武田薬品工業と三菱倉庫、ブロックチェーン技術使い医薬品の流通過程で温度・位置情報可視化へ

武田薬品工業と三菱倉庫、ブロックチェーン技術使い医薬品の流通過程で温度・位置情報可視化へ

関係者間で共有、劣化などトラブル回避図る

武田薬品工業と三菱倉庫は5月31日、ブロックチェーン技術を活用し、一部製品を対象に、工場出荷から医薬品卸倉庫への納品までの製品の温度・位置情報を可視化する取り組みを5月に開始したと発表した。

医薬品の流通では近年、高い水準の品質保証を維持し、劣化や破壊などのトラブルがないよう業務の画一性を推進することが強く求められており、医薬品の適正流通(GDP=Good Distribution Practice)ガイドラインでも具体的な方法を定めている。

両社はサプライチェーン上の温度ならびに位置情報を可視化し、流通過程で連携する様々な事業者間で共有することでより安心かつ安全な医薬品流通体制を築くことを目指し、基盤となる仕組みの構想・策定に取り組んできた。三菱倉庫が新たなデータ管理システム「ML Chain」を開発し、1月以降、武田薬品の物流センターから医薬品卸倉庫までの国内の流通経路で、全製品を対象に運用してきた。
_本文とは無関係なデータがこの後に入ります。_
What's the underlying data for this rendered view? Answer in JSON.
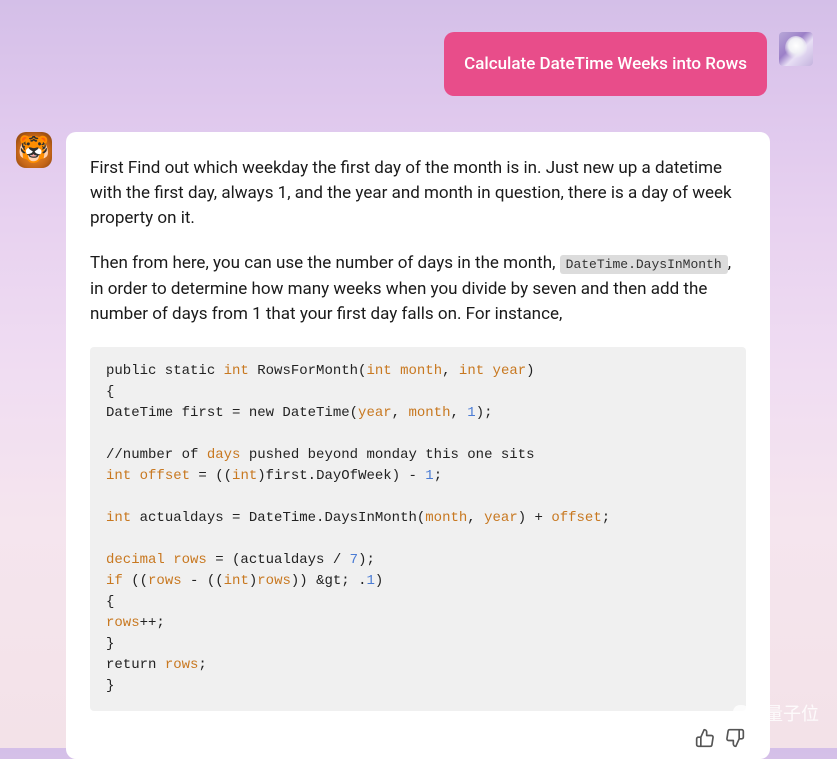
{
  "user": {
    "message": "Calculate DateTime Weeks into Rows"
  },
  "assistant": {
    "avatar_emoji": "🐯",
    "paragraph1": "First Find out which weekday the first day of the month is in. Just new up a datetime with the first day, always 1, and the year and month in question, there is a day of week property on it.",
    "paragraph2_before": "Then from here, you can use the number of days in the month, ",
    "paragraph2_code": "DateTime.DaysInMonth",
    "paragraph2_after": ", in order to determine how many weeks when you divide by seven and then add the number of days from 1 that your first day falls on. For instance,",
    "code": {
      "l1a": "public static ",
      "l1b": "int",
      "l1c": " RowsForMonth(",
      "l1d": "int",
      "l1e": " month",
      "l1f": ", ",
      "l1g": "int",
      "l1h": " year",
      "l1i": ")",
      "l2": "{",
      "l3a": "DateTime first = new DateTime(",
      "l3b": "year",
      "l3c": ", ",
      "l3d": "month",
      "l3e": ", ",
      "l3f": "1",
      "l3g": ");",
      "l4a": "//number of ",
      "l4b": "days",
      "l4c": " pushed beyond monday this one sits",
      "l5a": "int",
      "l5b": " offset",
      "l5c": " = ((",
      "l5d": "int",
      "l5e": ")first.DayOfWeek) - ",
      "l5f": "1",
      "l5g": ";",
      "l6a": "int",
      "l6b": " actualdays = DateTime.DaysInMonth(",
      "l6c": "month",
      "l6d": ", ",
      "l6e": "year",
      "l6f": ") + ",
      "l6g": "offset",
      "l6h": ";",
      "l7a": "decimal",
      "l7b": " rows",
      "l7c": " = (actualdays / ",
      "l7d": "7",
      "l7e": ");",
      "l8a": "if",
      "l8b": " ((",
      "l8c": "rows",
      "l8d": " - ((",
      "l8e": "int",
      "l8f": ")",
      "l8g": "rows",
      "l8h": ")) &gt; .",
      "l8i": "1",
      "l8j": ")",
      "l9": "{",
      "l10a": "rows",
      "l10b": "++;",
      "l11": "}",
      "l12a": "return ",
      "l12b": "rows",
      "l12c": ";",
      "l13": "}"
    }
  },
  "watermark": {
    "text": "量子位"
  }
}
同システムは米IBMのブロックチェーン技術を採用。データの完全性と安全性を保持しながら、医薬品流通過程の各種情報を可視化し、輸送に関わる事業者間でリアルタイムに共有することが可能になった。さらに5月から、一部製品については、製品を製造する武田薬品の光工場(山口県光市)から武田薬品の物流センター、医薬品卸倉庫への配送で運用を始めた。

将来は他社にも開かれたオープンなプラットフォームとして運営することで流通品質管理向上にとどまらず、偽造医薬品対策や在庫レベルの適正化、安定的供給の維持など、業界全体として医薬品流通の高度化に貢献すると考えており、より普及を図る構え。